I hear you. You have a lot of time on your hands now that you’ve been sent home from the office (with pay … at least for now?) The paralysis of too much choice is a strange thing, but it’s real. First suggestion: Turner Classic Movies is your friend. (And you can watch it on your laptop or tablet.) Odds are high that whatever old movie they’re showing is going to be great, good, or at worst interesting. Watch it, and then create your own random path, with one requirement: The next movie (or TV show) you pick has to have at least one connection to the one you just watched. It could be a star, or a performer you enjoyed in a supporting role, or a genre, or another movie from the same year.
Example: I recently watched B.F.’s Daughter, a peculiar but not uncompelling romantic drama with Barbara Stanwyck as a woman determined to help her husband (Van Heflin) pursue a career in … public speaking. Their great chemistry led me to another movie they made together, the 1946 noirish melodrama The Strange Love of Martha Ivers, in which I noticed the actress Lizabeth Scott, whose Wikipedia entry made me curious to check out her final movie, the 1972 film Pulp, which stars Michael Caine as a down-on-his-luck novelist and, of all people, Mickey Rooney (you can skip it; be prepared for some potholes in whatever road you build). But something about Scott at the end of her career reminded me of Sylvia Miles, which led me to Miles’s very short Oscar-nominated performance in the 1975 Raymond Chandler remake Farewell, My Lovely.
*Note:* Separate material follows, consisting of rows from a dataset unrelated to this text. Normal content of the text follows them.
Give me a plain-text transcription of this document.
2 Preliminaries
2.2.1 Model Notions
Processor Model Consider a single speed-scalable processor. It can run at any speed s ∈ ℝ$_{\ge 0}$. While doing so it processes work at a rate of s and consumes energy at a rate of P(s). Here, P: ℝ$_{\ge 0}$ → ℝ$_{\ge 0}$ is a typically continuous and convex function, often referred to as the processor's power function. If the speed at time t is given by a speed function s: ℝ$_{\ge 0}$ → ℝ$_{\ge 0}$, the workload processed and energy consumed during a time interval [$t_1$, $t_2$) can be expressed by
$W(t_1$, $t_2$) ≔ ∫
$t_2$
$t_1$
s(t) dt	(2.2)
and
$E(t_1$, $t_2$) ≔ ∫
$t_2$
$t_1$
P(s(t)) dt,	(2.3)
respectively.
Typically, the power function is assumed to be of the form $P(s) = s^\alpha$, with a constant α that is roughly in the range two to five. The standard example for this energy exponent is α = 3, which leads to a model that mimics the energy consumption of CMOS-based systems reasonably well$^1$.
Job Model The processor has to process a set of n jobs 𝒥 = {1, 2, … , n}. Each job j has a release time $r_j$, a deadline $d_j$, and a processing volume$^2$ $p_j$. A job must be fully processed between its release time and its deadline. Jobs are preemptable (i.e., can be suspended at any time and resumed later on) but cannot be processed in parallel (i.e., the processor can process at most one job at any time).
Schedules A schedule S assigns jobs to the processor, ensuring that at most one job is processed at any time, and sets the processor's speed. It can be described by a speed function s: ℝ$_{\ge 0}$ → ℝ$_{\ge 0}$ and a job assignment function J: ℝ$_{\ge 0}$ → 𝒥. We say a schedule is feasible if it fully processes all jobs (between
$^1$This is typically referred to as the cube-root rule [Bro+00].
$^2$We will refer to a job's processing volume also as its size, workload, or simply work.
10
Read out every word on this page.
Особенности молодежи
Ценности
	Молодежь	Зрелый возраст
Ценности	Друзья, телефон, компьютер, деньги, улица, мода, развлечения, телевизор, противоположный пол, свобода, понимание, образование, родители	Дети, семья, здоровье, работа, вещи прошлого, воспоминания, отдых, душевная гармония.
From Sylvia Miles, you can go pretty much anywhere; I ended up Googling to see if Farewell’s star, Robert Mitchum, ever made a movie with Martha Ivers’s co-star, Kirk Douglas, which led me to the all-time-great noir Out of the Past. You get the idea. Use IMDb as an aid and see how long and crazily random you can make your chain: You can get from anything you watch just about anywhere else in the history of filmed entertainment in about six moves, and along the way, I guarantee that you’ll end up watching something interesting enough to make you change your plans. Happy hunting!
(Tip: All of these options are streaming, many in more than one place — Vudu, YouTube, Google Play, Prime, Netflix, etc. They’re mostly not free, but some of them cost as little as three bucks. Google the title plus “streaming†and availability is the first thing that will appear in your results.)